Today it was warm enough to sit outside and work for the first time this year (with a thick jumper)….and today it was the resident blue tit (blåmeis) who sang for me :)
(Warm enough=no wind, sunny and max. +10C)
I was in the garden most of the day, sawing up firewood and storing it for the winter. I was followed around by my friend the robin (rødstrupe) and he even sang to me at 1m distance! When I first moved here robins were shy forest birds, but they have become less and less shy over the years as is the case further south in Europe! In this short film, he catches a worm as he’s following me! I guess this weak song is a love song rather than a “you’re a rival, keep out of my territory” song ;)
This is the best time of year for getting up at the crack of dawn, lots of birdsong too! The sunrise at the moment is about 6 am…..but, in a few weeks, it will be 3 am which is a bit early! The long-term forecast is for clear-blue skies for the whole of Easter week here….with over 10C during the days…cold at nights to start with (it was -5C when the picture was taken) but frosts disappearing in a few days! Should be a great Easter week working in my gardens!

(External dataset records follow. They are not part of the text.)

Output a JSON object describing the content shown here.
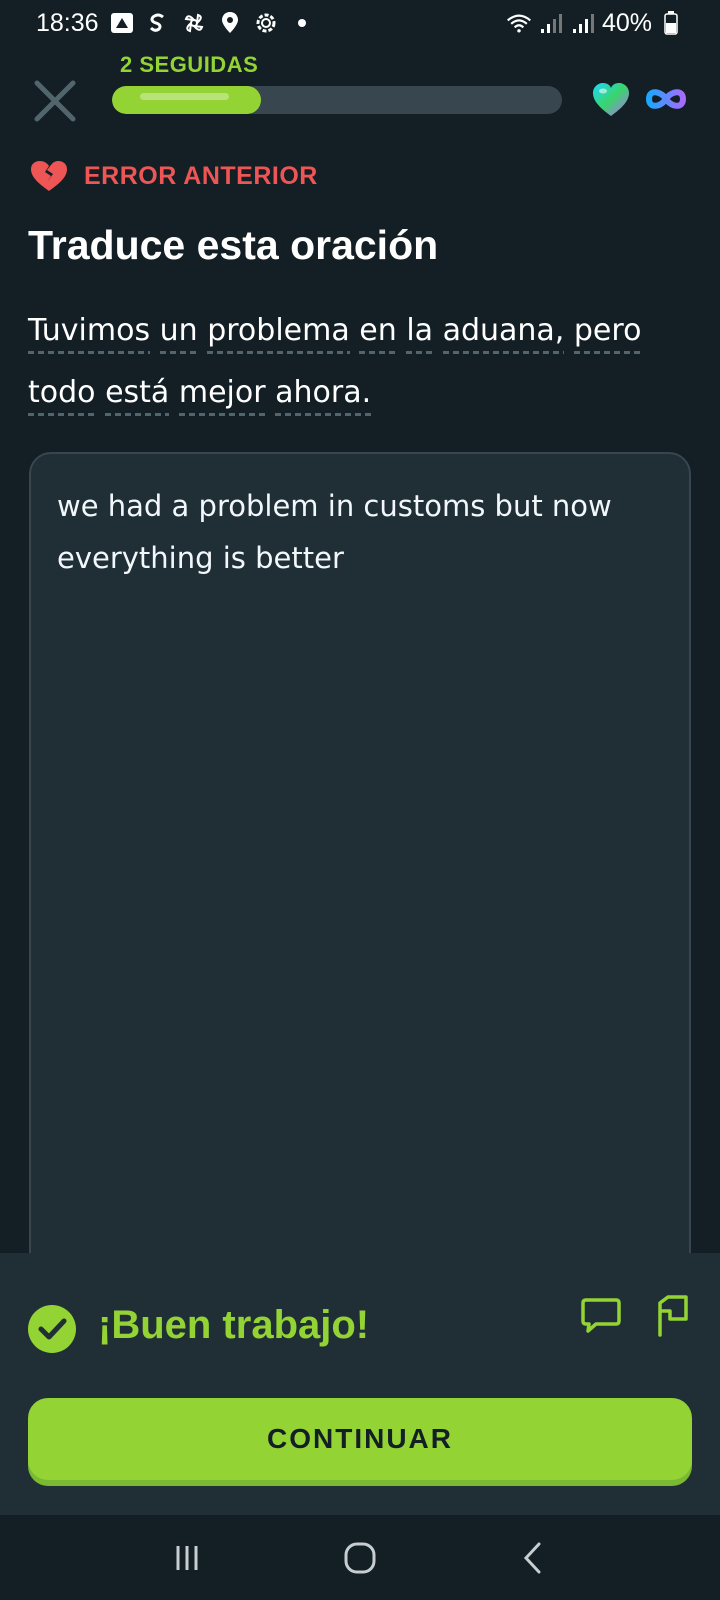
{
  "status_bar": {
    "time": "18:36",
    "battery": "40%"
  },
  "top_bar": {
    "streak_label": "2 SEGUIDAS",
    "progress": 0.33
  },
  "previous_error": {
    "label": "ERROR ANTERIOR"
  },
  "title": "Traduce esta oración",
  "prompt": {
    "line1_words": [
      "Tuvimos",
      "un",
      "problema",
      "en",
      "la",
      "aduana,",
      "pero"
    ],
    "line2_words": [
      "todo",
      "está",
      "mejor",
      "ahora."
    ]
  },
  "answer": {
    "value": "we had a problem in customs but now everything is better"
  },
  "feedback": {
    "title": "¡Buen trabajo!",
    "continue_label": "CONTINUAR"
  },
  "colors": {
    "background": "#131f24",
    "accent_green": "#93d334",
    "error_red": "#ee5555",
    "panel": "#202f36"
  }
}
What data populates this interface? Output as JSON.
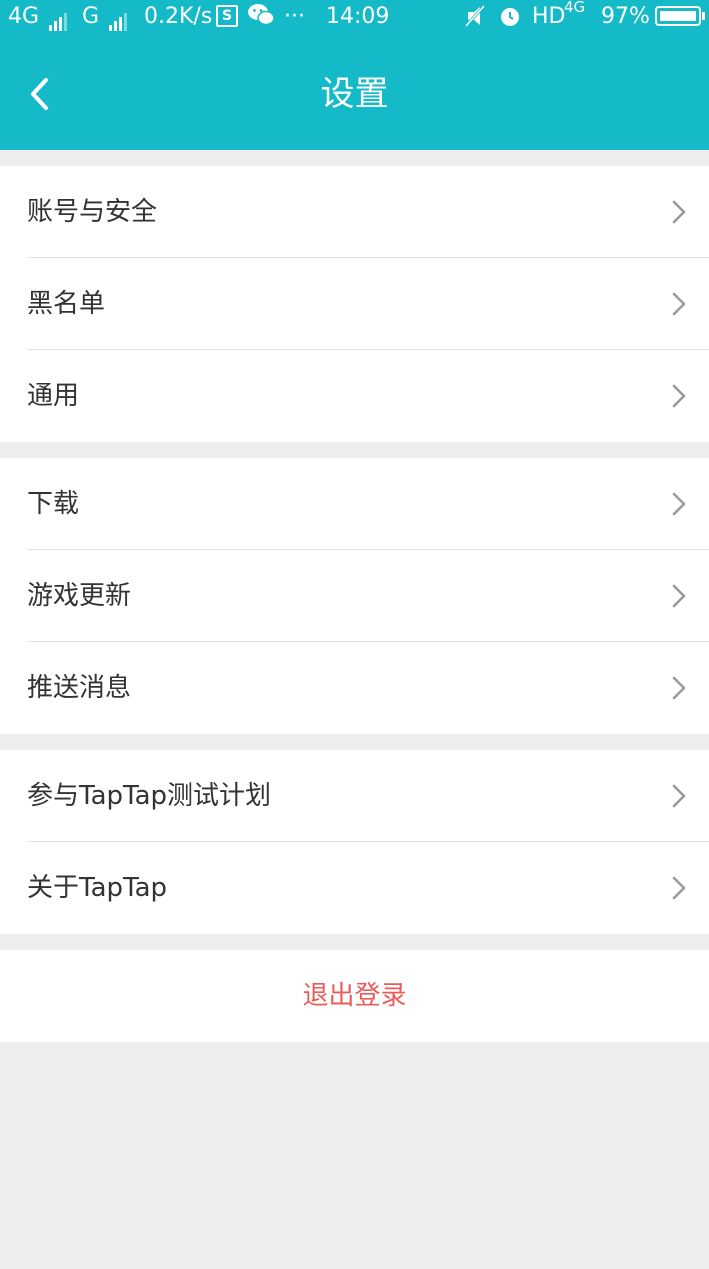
{
  "status_bar": {
    "network1": "4G",
    "network2": "G",
    "speed": "0.2K/s",
    "s_badge": "S",
    "dots": "···",
    "time": "14:09",
    "hd": "HD",
    "net_small": "4G",
    "battery": "97%"
  },
  "header": {
    "title": "设置",
    "bg_color": "#14bac7"
  },
  "groups": [
    {
      "items": [
        "账号与安全",
        "黑名单",
        "通用"
      ]
    },
    {
      "items": [
        "下载",
        "游戏更新",
        "推送消息"
      ]
    },
    {
      "items": [
        "参与TapTap测试计划",
        "关于TapTap"
      ]
    }
  ],
  "logout": {
    "label": "退出登录",
    "color": "#ec5b5b"
  }
}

Tonight’s garden foraged perennial veggies for an oriental stir-fry!
Lots of Hablitzia (stjernemelde), ground elder (skvallerkål), Svenskelauk (a form of Allium fistulosum), sweet cicely (spansk kjørvel), dandelion (løvetann), day lily shoots (daglilje), blanched horseradish shoots (pepperrot) and a variety of Allium victorialis (victory onion, seiersløk) which is the earliest form I grow along with one from the Kola peninsular in northern Russia; other varieties have hardly grown yet!
A chaffinch (bokfink) in full song this beautiful morning. This is the normal time for chaffinches to return here, although a small number do overwinter. I also heard a short snatch of chiffchaff (gransanger) song on Saturday, earlier than normal.
I transplanted a 3 year old pot grown Hablitzia plant yesterday and this video shows the many replacement shoots ready to grow quickly if the main shoots are harvested or grazed, presumably an anti-grazing strategy which we can use to our advantage!
Every year I bring in twigs of lime / lind (Tilia), birch / bjørk (Betula), rowan / rogn (Sorbus), hawthorn (Crataegus), currants (Ribes) etc. and put them in a jar filled with water for early salad leaves! All have edible leaves and many say that lime is the best of them all! They were part of today’s salad.